Now Sony has SRMemory, solid state memory cards that can hold up to a terabyte of information and can read/write at incredible data rates. This allows for the real-time use of high frame rates, high resolution, high bit depth and bit rates, Uncompressed or lightly-compressed files, dual streams of 3D, and much more. It is a forward-thinking format with huge capacity to easily transport enormous amounts of data. The new F65 will be able to record in either HDCAM SR codecs or 8K Uncompressed RAW files directly to SRMemory cards, and the format may well become the new currency for post facilities the way HDCAM SR tapes and DPX files are now. Other systems may be the story for 2011, but SRMemory may just be the takeaway for 2012 and beyond.

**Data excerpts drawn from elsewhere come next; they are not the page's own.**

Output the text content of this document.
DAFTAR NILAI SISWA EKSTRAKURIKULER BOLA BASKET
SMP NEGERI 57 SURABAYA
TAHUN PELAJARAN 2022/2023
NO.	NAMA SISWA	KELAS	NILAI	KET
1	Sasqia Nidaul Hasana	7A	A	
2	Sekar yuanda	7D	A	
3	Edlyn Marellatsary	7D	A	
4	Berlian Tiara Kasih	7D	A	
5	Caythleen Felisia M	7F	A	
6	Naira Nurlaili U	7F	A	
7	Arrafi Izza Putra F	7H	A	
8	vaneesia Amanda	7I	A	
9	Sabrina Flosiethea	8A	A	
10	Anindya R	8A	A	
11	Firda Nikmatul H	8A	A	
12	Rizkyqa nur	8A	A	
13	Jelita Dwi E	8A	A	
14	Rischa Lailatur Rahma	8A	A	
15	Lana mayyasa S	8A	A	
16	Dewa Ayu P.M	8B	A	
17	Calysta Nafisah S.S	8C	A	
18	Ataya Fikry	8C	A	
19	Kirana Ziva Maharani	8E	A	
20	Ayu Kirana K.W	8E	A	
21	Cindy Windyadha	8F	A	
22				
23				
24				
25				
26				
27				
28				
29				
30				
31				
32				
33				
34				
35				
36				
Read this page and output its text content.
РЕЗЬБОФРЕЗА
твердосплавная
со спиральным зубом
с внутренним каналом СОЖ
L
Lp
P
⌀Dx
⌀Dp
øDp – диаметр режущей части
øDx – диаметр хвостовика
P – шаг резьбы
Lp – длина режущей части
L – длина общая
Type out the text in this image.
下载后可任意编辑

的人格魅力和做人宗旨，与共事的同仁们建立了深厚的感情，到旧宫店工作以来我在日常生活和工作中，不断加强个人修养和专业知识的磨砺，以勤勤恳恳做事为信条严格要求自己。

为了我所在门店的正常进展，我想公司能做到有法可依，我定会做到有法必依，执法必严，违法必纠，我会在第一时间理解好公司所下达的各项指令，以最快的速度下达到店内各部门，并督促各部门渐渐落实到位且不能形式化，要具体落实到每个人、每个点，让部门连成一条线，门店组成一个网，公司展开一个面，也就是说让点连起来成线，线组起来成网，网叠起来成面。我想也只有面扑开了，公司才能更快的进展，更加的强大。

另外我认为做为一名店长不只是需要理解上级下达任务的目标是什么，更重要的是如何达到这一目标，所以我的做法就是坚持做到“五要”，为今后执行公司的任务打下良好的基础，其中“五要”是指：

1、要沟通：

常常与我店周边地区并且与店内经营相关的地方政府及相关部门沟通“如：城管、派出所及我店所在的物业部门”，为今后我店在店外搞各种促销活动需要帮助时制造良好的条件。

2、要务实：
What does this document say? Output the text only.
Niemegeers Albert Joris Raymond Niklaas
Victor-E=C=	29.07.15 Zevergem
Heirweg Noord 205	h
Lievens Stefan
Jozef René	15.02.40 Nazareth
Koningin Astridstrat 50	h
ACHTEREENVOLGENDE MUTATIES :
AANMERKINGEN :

Another trend in Post is how so much of it is being taken out of the hands of the post facilities and moved onto or near to set. But the players keep changing. 2011 was the year of ProRes capture, but it was also the year that saw Apple introduce Final Cut Pro X, an update of the software that made it more like an expanded iMovie program than a next-generation professional editing system. Where does that leave many ProRes and FCP users? Moving to other systems, and just in time Avid introduced Media Composer 6 (Did you miss it? It was the same day that Canon unveiled the C300 and RED announced the new Scarlet camera). MC6’s huge leaps forward, including the new DNxHD 4:4:4, made many re-embrace a company that had been steadily losing traction in the industry due to an aging infrastructure, based on what some perceived to be a closed and antiquated system.

IRIDAS was purchased and absorbed into Adobe. Blackmagic Design purchased DaVinci, maker of one of the most advanced set of color finishing systems available. And then BMD stunned everyone by taking DaVinci’s premiere product, the Resolve color correction system, and offering low level tiered systems for only $1000, later followed by an entry level version for free. That’s a zero-cost access to a powerful finishing tool that used to only reside in $1000/hour post suites. Heavy metal indeed.

Technology is a moving target. Today’s expensive top-of-the-line tool is tomorrow’s middle-cost meat’n’potatoes tool and the next day’s consumer-level tool. It used to be that you could learn a new camera or film stock and then be covered for several years as the glacial pace of the production industry puttered along. Now an iPhone 4S can shoot and post an entire movie in 1920×1080. Change is faster than ever before, and if we do not keep moving forward we are falling behind.